New research conducted by OnePoll on behalf of Wolverine revealed seven in 10 students think it’s important to have a job immediately after graduating (Photo by sol on Unsplash).

Teens today only want one thing: to forge their own success and happiness in their future careers.

A recent survey of 2,000 American high school students found that although a third of respondents have no post-graduation plans, 82% agree the most important thing to them is to do something they’re passionate about, regardless of what career they choose.

Seven in 10 (69%) said it’s important to have a job immediately after graduating, while others consider higher education more polarizing. Over half of students surveyed (55%) believe college isn’t a requirement for a successful career, compared to 45% who think it’s mandatory.

For students who haven’t considered any alternatives to higher education, half (51%) explained they didn’t know enough about other options, such as career paths in the skilled trades — hinting that students aren’t being exposed to those options in school.

Commissioned by Wolverine and conducted by OnePoll, the study revealed two-thirds saw how important essential workers and skilled trade careers were and continue to be during the pandemic, prompting 45% of students to show more interest in pursuing essential jobs.

But getting there may be no easy feat for these students. A third of American high-schoolers want to learn how to pursue their goals (34%), money to pay for their education (33%) and how to deal with parental pressure (31%).

The results also found students feel more pressure to pursue traditional higher education after high school than alternatives — a third (35%) have felt pressured to attend a traditional four-year college. Still, only 18% have felt the same pressure for vocational schools.

Three out of five (62%) said the pressure comes from their parents. Students also said they feel the heat about school from society (47%) and their high school’s faculty (45%).

Meanwhile, nearly three-quarters (72%) believe looking at alternative options to a traditional four-year college is important. However, 30% have considered vocational schools, with 46% contemplating community college and 41% are thinking about having a job immediately after graduation.

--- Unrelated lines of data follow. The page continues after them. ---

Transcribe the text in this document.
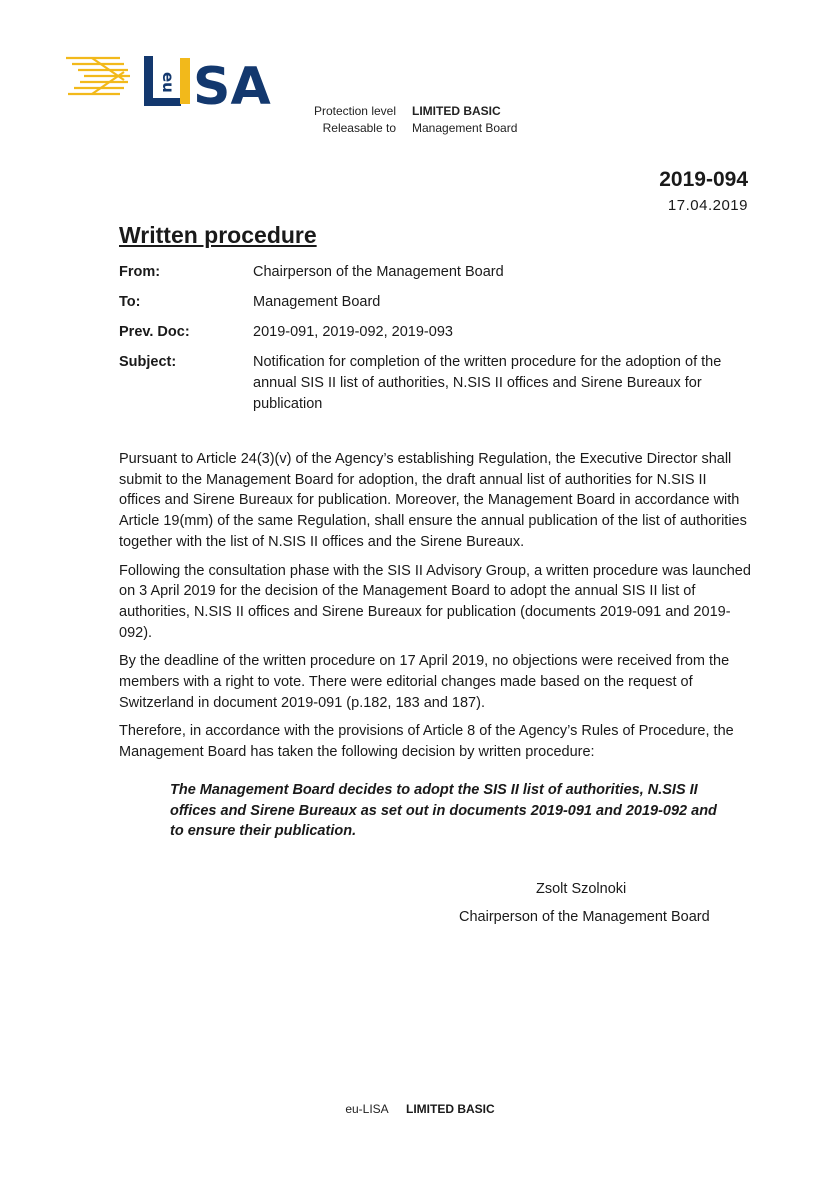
eu SA	Protection level	LIMITED BASIC
Releasable to	Management Board
2019-094
17.04.2019
Written procedure
From:	Chairperson of the Management Board
To:	Management Board
Prev. Doc:	2019-091, 2019-092, 2019-093
Subject:	Notification for completion of the written procedure for the adoption of the annual SIS II list of authorities, N.SIS II offices and Sirene Bureaux for publication

Pursuant to Article 24(3)(v) of the Agency’s establishing Regulation, the Executive Director shall submit to the Management Board for adoption, the draft annual list of authorities for N.SIS II offices and Sirene Bureaux for publication. Moreover, the Management Board in accordance with Article 19(mm) of the same Regulation, shall ensure the annual publication of the list of authorities together with the list of N.SIS II offices and the Sirene Bureaux.

Following the consultation phase with the SIS II Advisory Group, a written procedure was launched on 3 April 2019 for the decision of the Management Board to adopt the annual SIS II list of authorities, N.SIS II offices and Sirene Bureaux for publication (documents 2019-091 and 2019-092).

By the deadline of the written procedure on 17 April 2019, no objections were received from the members with a right to vote. There were editorial changes made based on the request of Switzerland in document 2019-091 (p.182, 183 and 187).

Therefore, in accordance with the provisions of Article 8 of the Agency’s Rules of Procedure, the Management Board has taken the following decision by written procedure:

The Management Board decides to adopt the SIS II list of authorities, N.SIS II offices and Sirene Bureaux as set out in documents 2019-091 and 2019-092 and to ensure their publication.
Zsolt Szolnoki
Chairperson of the Management Board
eu-LISA LIMITED BASIC
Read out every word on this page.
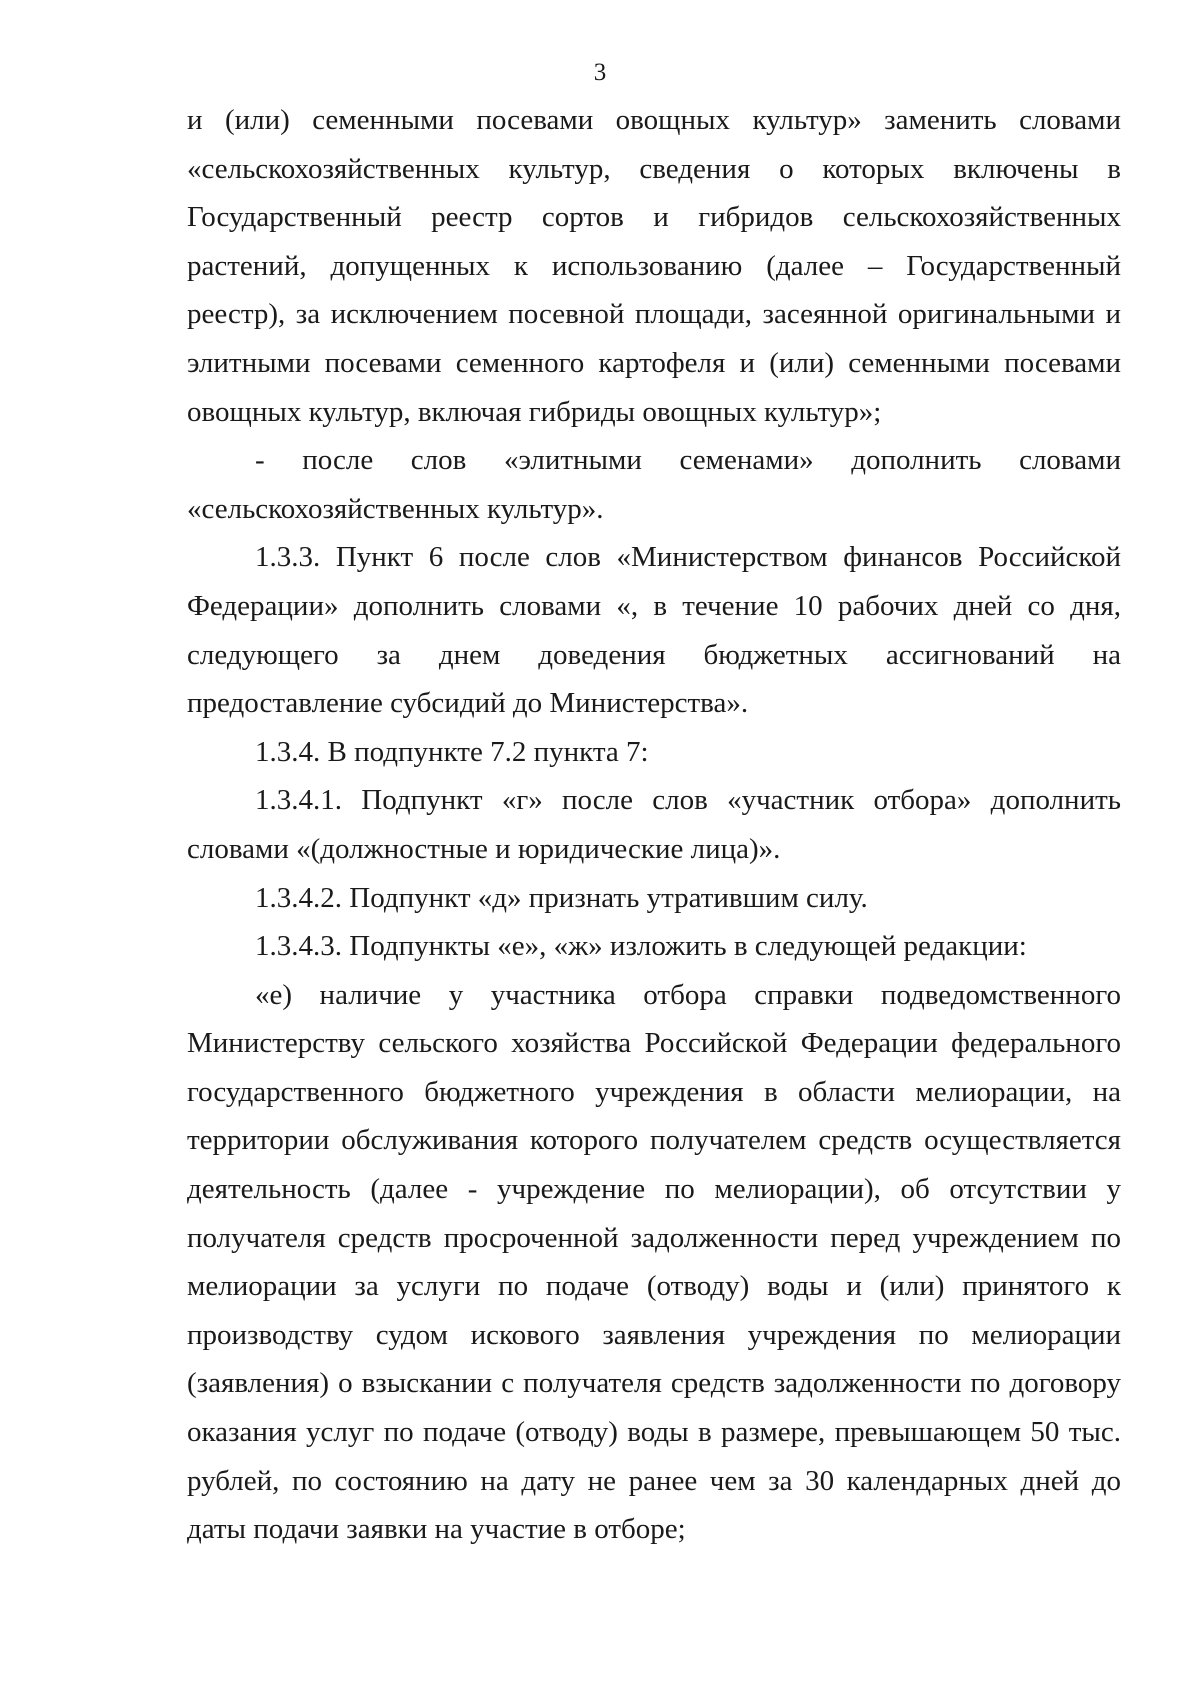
3

и (или) семенными посевами овощных культур» заменить словами «сельскохозяйственных культур, сведения о которых включены в Государственный реестр сортов и гибридов сельскохозяйственных растений, допущенных к использованию (далее – Государственный реестр), за исключением посевной площади, засеянной оригинальными и элитными посевами семенного картофеля и (или) семенными посевами овощных культур, включая гибриды овощных культур»;

- после слов «элитными семенами» дополнить словами «сельскохозяйственных культур».

1.3.3. Пункт 6 после слов «Министерством финансов Российской Федерации» дополнить словами «, в течение 10 рабочих дней со дня, следующего за днем доведения бюджетных ассигнований на предоставление субсидий до Министерства».

1.3.4. В подпункте 7.2 пункта 7:

1.3.4.1. Подпункт «г» после слов «участник отбора» дополнить словами «(должностные и юридические лица)».

1.3.4.2. Подпункт «д» признать утратившим силу.

1.3.4.3. Подпункты «е», «ж» изложить в следующей редакции:

«е) наличие у участника отбора справки подведомственного Министерству сельского хозяйства Российской Федерации федерального государственного бюджетного учреждения в области мелиорации, на территории обслуживания которого получателем средств осуществляется деятельность (далее - учреждение по мелиорации), об отсутствии у получателя средств просроченной задолженности перед учреждением по мелиорации за услуги по подаче (отводу) воды и (или) принятого к производству судом искового заявления учреждения по мелиорации (заявления) о взыскании с получателя средств задолженности по договору оказания услуг по подаче (отводу) воды в размере, превышающем 50 тыс. рублей, по состоянию на дату не ранее чем за 30 календарных дней до даты подачи заявки на участие в отборе;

“Those choosing to pursue a path in the skilled trades should always be celebrated and supported,” said Tom Kennedy, global president for Wolverine. “As the demand for skilled workers continues to grow, it’s more important than ever to understand student attitudes toward the future of work and help them to see the skilled trades as a valued and rewarding career path.”

Half (51%) said they’re familiar with skilled trade careers at some level, with 70% saying they’ve been taught a practical skill by someone they know outside of school.

Students said they often learned practical skills from their parents (61%), extended family members (47%) or friends (43%). These skills include auto repair (26%), construction (23%) and electrics (20%).

However, two in three students said their schools offer vocational classes that teach them practical skills and essential careers. Meanwhile, 65% favor their vocational courses over their core curriculum.

Overall, 79% of high schoolers believe high schools should teach vocational skills.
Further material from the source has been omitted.